# How do you determine whether the function f(x)= 2x^3-3x^2-36x-7 is concave up or concave down and its intervals?

Aug 3, 2015

You can use the second derivative test.

#### Explanation:

The second derivative test allows you to determine the intervals on which a function is concave up or concave down by examining the sign of the second derivative around the inflexion point(s).

Inflexion point(s) are determined by making the second derivative equal to zero.

If the second derivative is positive on a given interval, then the function will be concave up on the same interval. Likewise, if the second derivative is negative on a given interval, the function will be concave down on said interval.

So, calculate the first derivative first - use the power rule

$\frac{d}{\mathrm{dx}} \left(f \left(x\right)\right) = \frac{d}{\mathrm{dx}} \left(2 {x}^{3} - 3 {x}^{2} - 36 x - 7\right)$

${f}^{'} = 6 {x}^{2} - 6 x - 36$

Next, calculate the second derivative.
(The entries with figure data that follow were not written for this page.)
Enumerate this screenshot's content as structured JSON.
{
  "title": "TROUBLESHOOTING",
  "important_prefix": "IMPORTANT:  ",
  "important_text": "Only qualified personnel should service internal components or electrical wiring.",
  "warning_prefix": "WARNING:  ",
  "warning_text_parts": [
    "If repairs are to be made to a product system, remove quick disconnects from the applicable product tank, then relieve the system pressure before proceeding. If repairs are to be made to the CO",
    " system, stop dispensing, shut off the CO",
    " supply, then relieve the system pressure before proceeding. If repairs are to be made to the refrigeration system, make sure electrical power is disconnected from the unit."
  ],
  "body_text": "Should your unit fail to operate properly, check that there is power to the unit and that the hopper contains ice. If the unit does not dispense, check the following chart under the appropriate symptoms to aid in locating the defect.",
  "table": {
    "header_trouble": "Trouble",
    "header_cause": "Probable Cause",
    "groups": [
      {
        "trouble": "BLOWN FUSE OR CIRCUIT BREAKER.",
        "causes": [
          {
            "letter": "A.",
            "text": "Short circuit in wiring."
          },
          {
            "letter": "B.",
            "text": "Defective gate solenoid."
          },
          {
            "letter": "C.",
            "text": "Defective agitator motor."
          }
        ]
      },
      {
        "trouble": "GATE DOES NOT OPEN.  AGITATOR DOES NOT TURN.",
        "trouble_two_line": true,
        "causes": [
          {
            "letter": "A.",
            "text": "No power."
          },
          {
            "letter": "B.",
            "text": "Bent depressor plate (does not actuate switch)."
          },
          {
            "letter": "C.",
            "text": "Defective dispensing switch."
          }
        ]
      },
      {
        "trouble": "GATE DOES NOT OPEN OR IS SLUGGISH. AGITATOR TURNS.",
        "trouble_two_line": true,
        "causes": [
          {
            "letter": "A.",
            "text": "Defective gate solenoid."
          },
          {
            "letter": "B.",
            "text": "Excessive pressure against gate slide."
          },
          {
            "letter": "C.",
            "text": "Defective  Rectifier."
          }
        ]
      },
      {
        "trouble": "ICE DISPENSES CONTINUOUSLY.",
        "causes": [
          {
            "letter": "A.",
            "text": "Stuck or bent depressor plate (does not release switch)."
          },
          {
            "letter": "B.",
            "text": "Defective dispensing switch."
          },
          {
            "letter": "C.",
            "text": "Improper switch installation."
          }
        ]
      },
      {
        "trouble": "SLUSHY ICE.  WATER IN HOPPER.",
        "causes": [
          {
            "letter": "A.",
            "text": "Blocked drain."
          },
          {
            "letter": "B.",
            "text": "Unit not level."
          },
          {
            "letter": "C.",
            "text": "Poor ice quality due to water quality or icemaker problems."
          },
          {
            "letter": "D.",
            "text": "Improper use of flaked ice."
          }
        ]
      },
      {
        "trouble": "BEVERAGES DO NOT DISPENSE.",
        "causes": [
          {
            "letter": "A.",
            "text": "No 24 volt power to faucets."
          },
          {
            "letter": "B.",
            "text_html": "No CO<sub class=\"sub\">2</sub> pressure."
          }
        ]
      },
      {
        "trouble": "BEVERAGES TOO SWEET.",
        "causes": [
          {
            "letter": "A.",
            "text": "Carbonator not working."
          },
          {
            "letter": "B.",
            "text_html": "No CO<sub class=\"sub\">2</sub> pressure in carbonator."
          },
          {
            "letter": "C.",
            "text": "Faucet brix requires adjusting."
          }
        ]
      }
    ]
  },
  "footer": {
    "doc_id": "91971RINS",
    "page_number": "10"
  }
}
Once again, use the power rule

$\frac{d}{\mathrm{dx}} \left({f}^{'} \left(x\right)\right) = \frac{d}{\mathrm{dx}} \left(6 {x}^{2} - 6 x - 36\right)$

${f}^{' '} = 12 x - 6$

Find the inflexion point by solving ${f}^{' '} = 0$

$12 x - 6 = 0 \implies x = \textcolor{g r e e n}{\frac{1}{2}}$

Now look on how the second derivative behaves for values of $x$ smaller than $\frac{1}{2}$ and larger than $\frac{1}{2}$.

The two intervals you're going to use are

• $\left(- \infty , \frac{1}{2}\right)$

For this interval, ${f}^{' '}$ will be negative, which means that $f \left(x\right)$ is concave down.

• $\left(\frac{1}{2} , + \infty\right)$

For this interval, ${f}^{' '}$ will be positive, which implies that $f \left(x\right)$ is concave up.

So, $f \left(x\right)$ is concave down on $\left(- \infty , \frac{1}{2}\right)$ and concave up on $\left(\frac{1}{2} , + \infty\right)$. The point $\left(\frac{1}{2} , f \left(\frac{1}{2}\right)\right)$ is the only inflexion point on the graph of $f \left(x\right)$.